Over two fifths (44%) said that the UK is now less attractive to EU 27 candidates, with London in particular losing its longstanding appeal - 39% have found international candidates reluctant to move to the capital.
But it isn't all doom and gloom. Whilst Brexit is a concern for recruiters – as it is for most businesses in the UK – we're seeing the industry remain resilient, with 71% 'very' or 'extremely' confident about their ability to recruit the right talent. And, 48% saw an increase in hiring over the first quarter of 2018.
It's positive to see overall confidence across the talent industry remain relatively high, but this shouldn't lead to complacency. With less professionals looking to the UK for career opportunities and as the UK labour market tightens, recruiters and businesses need to keep innovating to ensure they are winning in the war for talent.
There are ways that businesses can thrive in these uncertain times, here are my top tips:
1) Harnessing Artificial intelligence
AI is and will continue to be incorporated into the hiring process over the next year and beyond. Our Global Recruiting Trends report showed that more than a quarter (28 percent) of UK hiring managers think AI is the most important trend for 2018 - helping them source, screen and nurture candidates - saving time and helping removing any human bias.
A recruiter's natural instinct for relationship building, testing skills and judgement will always be essential to the industry, but what will make them even more powerful is when they are combined with analytical tools and data-driven insights.
At LinkedIn, we've tried to make integrating AI into the hiring process simple for recruiters and businesses through our Spotlight feature – which helps to double candidate response rates. By leveraging artificial intelligence, Spotlight enables recruiters to prioritise candidates based on insights like the type of role they are looking for, the industries they are interested in and whether they are open to new opportunities.
2) Upskilling: building from the inside
LinkedIn's April UK Workforce Report found that there was a 26% decrease in professional migration into the UK over the last year - so with fewer professionals coming into the country, now is the time for business leaders to not only consider new talent but focus on upskilling and retaining their existing workforce. Talented professionals will be more likely to consider other opportunities if they don't see enough career progression, so arm your employees with new skills and knowledge regularly.
Investing in learning and development will also make your workforce more productive, but also more loyal to the company – making it easier to navigate future skills gaps and the competitive hiring landscape
3) Branding: be heard, be known
Brexit offers an opportunity for leaders to assess their employer brand - making it appealing to the talent you need now, and in the future, to ensure access to the talent pool you need - from the UK and abroad - is maintained. The benefits of building a strong employer brand extend far beyond your bottom line and no matter the size of your team or budget it will make it easier to recruit the right talent.

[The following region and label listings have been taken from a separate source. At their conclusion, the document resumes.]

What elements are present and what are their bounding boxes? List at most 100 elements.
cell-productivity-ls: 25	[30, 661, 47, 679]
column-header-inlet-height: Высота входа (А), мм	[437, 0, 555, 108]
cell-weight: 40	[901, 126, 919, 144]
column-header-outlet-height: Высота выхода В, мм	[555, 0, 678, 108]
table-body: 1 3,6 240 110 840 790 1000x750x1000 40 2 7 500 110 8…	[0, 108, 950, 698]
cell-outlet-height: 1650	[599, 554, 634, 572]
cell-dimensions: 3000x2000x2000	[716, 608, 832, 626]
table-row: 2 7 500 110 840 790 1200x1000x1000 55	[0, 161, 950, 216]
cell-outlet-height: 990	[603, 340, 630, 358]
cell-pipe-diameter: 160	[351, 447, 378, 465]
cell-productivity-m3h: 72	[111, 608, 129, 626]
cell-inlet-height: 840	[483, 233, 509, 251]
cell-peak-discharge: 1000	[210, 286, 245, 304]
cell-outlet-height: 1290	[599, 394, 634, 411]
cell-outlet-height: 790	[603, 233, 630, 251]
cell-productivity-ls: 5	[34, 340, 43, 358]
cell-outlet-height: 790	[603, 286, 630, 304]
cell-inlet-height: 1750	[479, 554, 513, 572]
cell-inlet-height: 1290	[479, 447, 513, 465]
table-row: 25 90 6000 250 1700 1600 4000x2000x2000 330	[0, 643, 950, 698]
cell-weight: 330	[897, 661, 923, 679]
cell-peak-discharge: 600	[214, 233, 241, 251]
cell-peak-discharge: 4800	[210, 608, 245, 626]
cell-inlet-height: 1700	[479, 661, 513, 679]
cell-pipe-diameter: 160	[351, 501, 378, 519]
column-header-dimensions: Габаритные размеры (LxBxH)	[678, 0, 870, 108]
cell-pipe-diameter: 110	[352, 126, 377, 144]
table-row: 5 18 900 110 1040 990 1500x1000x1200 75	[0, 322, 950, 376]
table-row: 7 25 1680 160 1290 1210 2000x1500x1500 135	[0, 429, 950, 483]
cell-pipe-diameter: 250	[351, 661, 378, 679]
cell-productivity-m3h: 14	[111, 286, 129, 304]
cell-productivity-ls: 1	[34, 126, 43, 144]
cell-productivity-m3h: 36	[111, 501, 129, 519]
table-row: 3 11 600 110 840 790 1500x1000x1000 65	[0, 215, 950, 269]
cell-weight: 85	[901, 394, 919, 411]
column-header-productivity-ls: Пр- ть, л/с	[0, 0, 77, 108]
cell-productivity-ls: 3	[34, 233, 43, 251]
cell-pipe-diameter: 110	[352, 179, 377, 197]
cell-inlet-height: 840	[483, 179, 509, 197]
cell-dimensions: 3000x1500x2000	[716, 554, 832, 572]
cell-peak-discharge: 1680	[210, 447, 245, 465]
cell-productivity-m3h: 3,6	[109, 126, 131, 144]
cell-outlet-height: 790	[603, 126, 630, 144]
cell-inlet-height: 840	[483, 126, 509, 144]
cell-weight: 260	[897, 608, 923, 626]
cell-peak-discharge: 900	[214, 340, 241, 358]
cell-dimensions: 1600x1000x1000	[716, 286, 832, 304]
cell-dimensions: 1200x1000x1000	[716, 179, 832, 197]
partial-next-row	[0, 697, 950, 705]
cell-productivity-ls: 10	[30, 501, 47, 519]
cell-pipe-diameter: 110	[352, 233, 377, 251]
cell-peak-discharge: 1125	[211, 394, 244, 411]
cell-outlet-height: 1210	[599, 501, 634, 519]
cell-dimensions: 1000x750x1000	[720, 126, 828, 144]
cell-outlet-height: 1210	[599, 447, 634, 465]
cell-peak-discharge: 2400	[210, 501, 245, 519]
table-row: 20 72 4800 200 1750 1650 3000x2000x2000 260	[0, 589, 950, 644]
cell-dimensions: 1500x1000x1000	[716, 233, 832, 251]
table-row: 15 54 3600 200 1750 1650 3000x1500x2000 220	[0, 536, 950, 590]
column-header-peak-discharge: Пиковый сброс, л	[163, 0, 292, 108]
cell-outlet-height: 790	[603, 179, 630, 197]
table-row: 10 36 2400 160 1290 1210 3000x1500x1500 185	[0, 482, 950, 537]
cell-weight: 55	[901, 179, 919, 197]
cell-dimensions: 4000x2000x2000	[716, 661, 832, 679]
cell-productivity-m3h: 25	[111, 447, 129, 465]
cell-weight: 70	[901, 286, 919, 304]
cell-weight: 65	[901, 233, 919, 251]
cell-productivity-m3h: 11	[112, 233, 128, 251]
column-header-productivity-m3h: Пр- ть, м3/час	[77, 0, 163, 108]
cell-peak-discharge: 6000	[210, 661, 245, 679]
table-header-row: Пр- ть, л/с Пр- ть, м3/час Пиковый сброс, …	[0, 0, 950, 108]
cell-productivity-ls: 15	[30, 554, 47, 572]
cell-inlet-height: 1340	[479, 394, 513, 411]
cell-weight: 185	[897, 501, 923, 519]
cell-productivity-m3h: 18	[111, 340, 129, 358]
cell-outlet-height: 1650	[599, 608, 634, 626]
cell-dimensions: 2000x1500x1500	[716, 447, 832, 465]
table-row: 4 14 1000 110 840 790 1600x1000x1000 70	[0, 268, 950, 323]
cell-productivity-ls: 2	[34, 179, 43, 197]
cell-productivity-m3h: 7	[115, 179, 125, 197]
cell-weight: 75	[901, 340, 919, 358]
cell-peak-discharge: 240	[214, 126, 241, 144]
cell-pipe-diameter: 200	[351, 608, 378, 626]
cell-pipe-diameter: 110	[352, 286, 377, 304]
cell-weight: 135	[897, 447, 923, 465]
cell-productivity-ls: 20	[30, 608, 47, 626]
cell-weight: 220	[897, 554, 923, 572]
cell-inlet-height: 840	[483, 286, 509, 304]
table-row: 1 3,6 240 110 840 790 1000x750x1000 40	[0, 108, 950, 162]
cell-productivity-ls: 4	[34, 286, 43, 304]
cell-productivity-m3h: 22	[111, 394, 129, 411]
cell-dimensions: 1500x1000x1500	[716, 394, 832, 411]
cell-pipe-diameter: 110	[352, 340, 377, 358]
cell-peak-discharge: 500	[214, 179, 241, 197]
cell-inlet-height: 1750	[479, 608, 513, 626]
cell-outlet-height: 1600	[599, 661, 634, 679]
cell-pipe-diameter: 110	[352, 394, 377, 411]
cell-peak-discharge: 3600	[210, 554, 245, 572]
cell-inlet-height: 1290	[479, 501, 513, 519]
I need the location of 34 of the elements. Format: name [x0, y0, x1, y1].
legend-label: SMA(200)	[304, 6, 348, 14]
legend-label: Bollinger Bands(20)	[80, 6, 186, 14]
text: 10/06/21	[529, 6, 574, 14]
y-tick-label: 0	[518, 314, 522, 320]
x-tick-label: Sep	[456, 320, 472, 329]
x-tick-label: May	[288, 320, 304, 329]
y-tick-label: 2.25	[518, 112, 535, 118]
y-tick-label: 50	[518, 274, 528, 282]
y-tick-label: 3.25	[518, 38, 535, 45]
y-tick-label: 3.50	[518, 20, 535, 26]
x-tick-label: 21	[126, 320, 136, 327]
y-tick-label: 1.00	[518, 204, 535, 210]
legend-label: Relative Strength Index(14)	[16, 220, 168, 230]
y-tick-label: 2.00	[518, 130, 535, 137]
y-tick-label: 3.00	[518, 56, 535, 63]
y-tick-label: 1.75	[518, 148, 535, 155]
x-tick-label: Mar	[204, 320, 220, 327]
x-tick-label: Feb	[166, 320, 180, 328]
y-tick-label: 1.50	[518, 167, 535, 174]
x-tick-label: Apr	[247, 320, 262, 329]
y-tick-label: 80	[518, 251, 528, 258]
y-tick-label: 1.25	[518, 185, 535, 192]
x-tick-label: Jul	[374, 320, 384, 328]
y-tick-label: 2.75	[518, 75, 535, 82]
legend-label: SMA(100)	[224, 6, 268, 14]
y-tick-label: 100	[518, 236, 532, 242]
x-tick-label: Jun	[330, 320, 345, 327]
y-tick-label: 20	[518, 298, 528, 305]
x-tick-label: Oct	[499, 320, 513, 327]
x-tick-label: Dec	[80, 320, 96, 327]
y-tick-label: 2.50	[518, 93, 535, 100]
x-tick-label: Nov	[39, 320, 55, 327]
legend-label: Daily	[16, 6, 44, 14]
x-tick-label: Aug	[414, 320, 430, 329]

Firstly, don't forget to make sure there's consistent communication between marketing and recruitment teams, this will help you have the best chance of making sure your talent brand is resonating with the individuals you need to reach.
Secondly, make your brand known by championing your employees as brand ambassadors. Encourage them to post about your company's values and achievements on their social media channels - the louder everyone shouts, the more your collective voice will be heard.
Don't forget that one of first things candidates want to know before applying for a job is the company's culture and values, and job descriptions are a perfect place to demonstrate them. Go beyond the skills and describe what it's actually like to work for you company and let its personality shine through.